1. The refractive index of mpSi and μpSi structures has some anisotropy.
a) True
b) False
Explanation: The refractive index of mpSi μpSi structures and presents certain anisotropy along the specific crystallographic axes. This anisotropy, which can range from 1 to 10 %, is associated with the elongated pore shape along the growth direction.
2. The porosity of mpSi and μpSi relies mainly on the ______________
a) thickness of the material
b) current density
c) etching agent
d) temperature
Explanation: The porosity of mpSi and μpSi relies mainly on the current density applied during the etching process. For this reason, multi-layered mpSi and μpSi structures, which consist of stacks of porous silicon layers featuring different levels of porosity, can be produced from top to bottom by modifying the current density in the course of the etching process.
3. μpSi and mpSi structures are widely used to produce optical structure.
a) True
b) False
Explanation: As a result of their geometric and optoelectronic properties, these structures have been extensively used to produce a variety of optical structures such as micro-cavities, distributed Bragg reflectors, waveguides, omnidirectional mirrors and rugate filters.
4. The effective refractive index of pSi can be varied with the current density.
a) True
b) False
Explanation: The effective refractive index of each layer is directly related with the porosity level. So, the effective refractive index of pSi can be engineered in depth by alternating the current density during the etching process.
5.Thickness of layers in the mpSi and μpSi structures can be controlled by_____
a) current density
b) etching agent
c) etching time
d) porosity
Explanation: The thickness of each layer can be precisely controlled by the etching time as the former is directly proportional to the latter. Therefore, the interaction between incident light and matter in mpSi and μpSi structures can be engineered to produce optical nanostructures for a broad range of applications.
6. mpSi and μpSi structures are used to develop distributed Bragg reflectors.
a) True
b) False
Explanation: Multilayered mpSi and μpSi structures can be used to develop distributed Bragg reflectors (DBR). Basically, a pSi-based DBR structure consists of multiple layers of pSi with different porosity levels and thicknesses
7. The structure of the mpSi- or μpSi-based DBR affects their refractive indices.
a) True
b) False
Explanation: The interfaces between two consecutive layers of dielectric material reflect incident light due to the effective refractive index contrast. Therefore, constructive light interference can be engineered by designing the structure of the mpSi- or μpSi-based DBR (i.e. by designing the porosity and thickness of each layer).
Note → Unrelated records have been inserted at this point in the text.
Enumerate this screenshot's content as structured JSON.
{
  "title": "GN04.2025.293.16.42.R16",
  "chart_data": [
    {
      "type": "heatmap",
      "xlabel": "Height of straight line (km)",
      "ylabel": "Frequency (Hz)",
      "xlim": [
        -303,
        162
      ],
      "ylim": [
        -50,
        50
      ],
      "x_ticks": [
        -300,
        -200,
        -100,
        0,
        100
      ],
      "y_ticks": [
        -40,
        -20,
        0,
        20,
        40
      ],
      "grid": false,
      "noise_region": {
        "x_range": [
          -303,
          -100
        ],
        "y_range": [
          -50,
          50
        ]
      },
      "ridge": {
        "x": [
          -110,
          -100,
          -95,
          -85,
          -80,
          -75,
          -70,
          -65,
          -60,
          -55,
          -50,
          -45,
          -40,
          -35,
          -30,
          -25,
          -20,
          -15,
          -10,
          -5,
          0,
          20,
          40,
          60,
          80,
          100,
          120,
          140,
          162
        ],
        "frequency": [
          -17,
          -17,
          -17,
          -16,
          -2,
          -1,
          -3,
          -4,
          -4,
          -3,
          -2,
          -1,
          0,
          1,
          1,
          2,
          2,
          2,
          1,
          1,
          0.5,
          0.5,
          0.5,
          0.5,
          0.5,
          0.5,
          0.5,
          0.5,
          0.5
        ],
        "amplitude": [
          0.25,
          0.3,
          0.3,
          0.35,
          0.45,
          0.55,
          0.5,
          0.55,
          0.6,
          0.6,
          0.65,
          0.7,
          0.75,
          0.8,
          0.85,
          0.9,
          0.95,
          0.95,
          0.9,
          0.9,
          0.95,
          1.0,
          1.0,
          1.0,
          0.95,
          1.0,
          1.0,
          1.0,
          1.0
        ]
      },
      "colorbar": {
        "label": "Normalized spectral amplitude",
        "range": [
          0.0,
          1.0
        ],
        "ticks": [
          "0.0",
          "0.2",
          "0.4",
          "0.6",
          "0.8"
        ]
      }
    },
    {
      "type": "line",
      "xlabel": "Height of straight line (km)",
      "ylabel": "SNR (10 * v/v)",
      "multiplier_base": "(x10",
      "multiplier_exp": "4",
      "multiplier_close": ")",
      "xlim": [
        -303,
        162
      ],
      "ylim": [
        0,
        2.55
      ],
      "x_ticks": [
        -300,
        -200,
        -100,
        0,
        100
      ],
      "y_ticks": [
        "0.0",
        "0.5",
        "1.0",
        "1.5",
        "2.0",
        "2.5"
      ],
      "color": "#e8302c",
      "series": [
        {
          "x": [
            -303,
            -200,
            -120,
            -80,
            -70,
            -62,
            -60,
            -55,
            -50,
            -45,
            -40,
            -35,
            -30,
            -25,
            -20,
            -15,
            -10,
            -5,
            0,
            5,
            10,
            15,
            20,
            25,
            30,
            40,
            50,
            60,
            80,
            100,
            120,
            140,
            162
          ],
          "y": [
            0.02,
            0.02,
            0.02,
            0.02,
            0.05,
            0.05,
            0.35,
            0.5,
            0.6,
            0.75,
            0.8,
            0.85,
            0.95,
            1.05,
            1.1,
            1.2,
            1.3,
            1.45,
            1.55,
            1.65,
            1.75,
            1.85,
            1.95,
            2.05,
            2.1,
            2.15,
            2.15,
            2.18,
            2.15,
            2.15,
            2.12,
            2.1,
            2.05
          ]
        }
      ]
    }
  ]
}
8. DBR structures based on_____ can be implemented into Fabry–Pérot filters.
a) mpSi
b) pSi
c) SiO2
d) graphite
Explanation: DBR structures based on mpSi and μpSi can be implemented into Fabry–Pérot filters, also called optical microcavities, which are composed of two parallel DBRs with a space layer of different effective refractive index in between.
9. The effective optical thickness of the space layer is taken equal to _____
a) frequency
b) wavelength
c) amplitude
d) product of refractive index and density of the material
Explanation: The effective optical thickness of the space layer (i.e. product between the physical thickness and the effective refractive index of the layer) is typically engineered as the wavelength of the incident light or half of it.
10. Microcavities based on mpSi and μpSi can be used to develop optical pass-band filters.
a) True
b) False
Explanation: The reflectivity spectrum of microcavities based on mpSi and μpSi shows a narrow pass-band centred at the wavelength where the light is reflected with the highest intensity. Therefore, the structural design of microcavities based on mpSi and μpSi makes it possible to develop optical pass-band filters and sensors.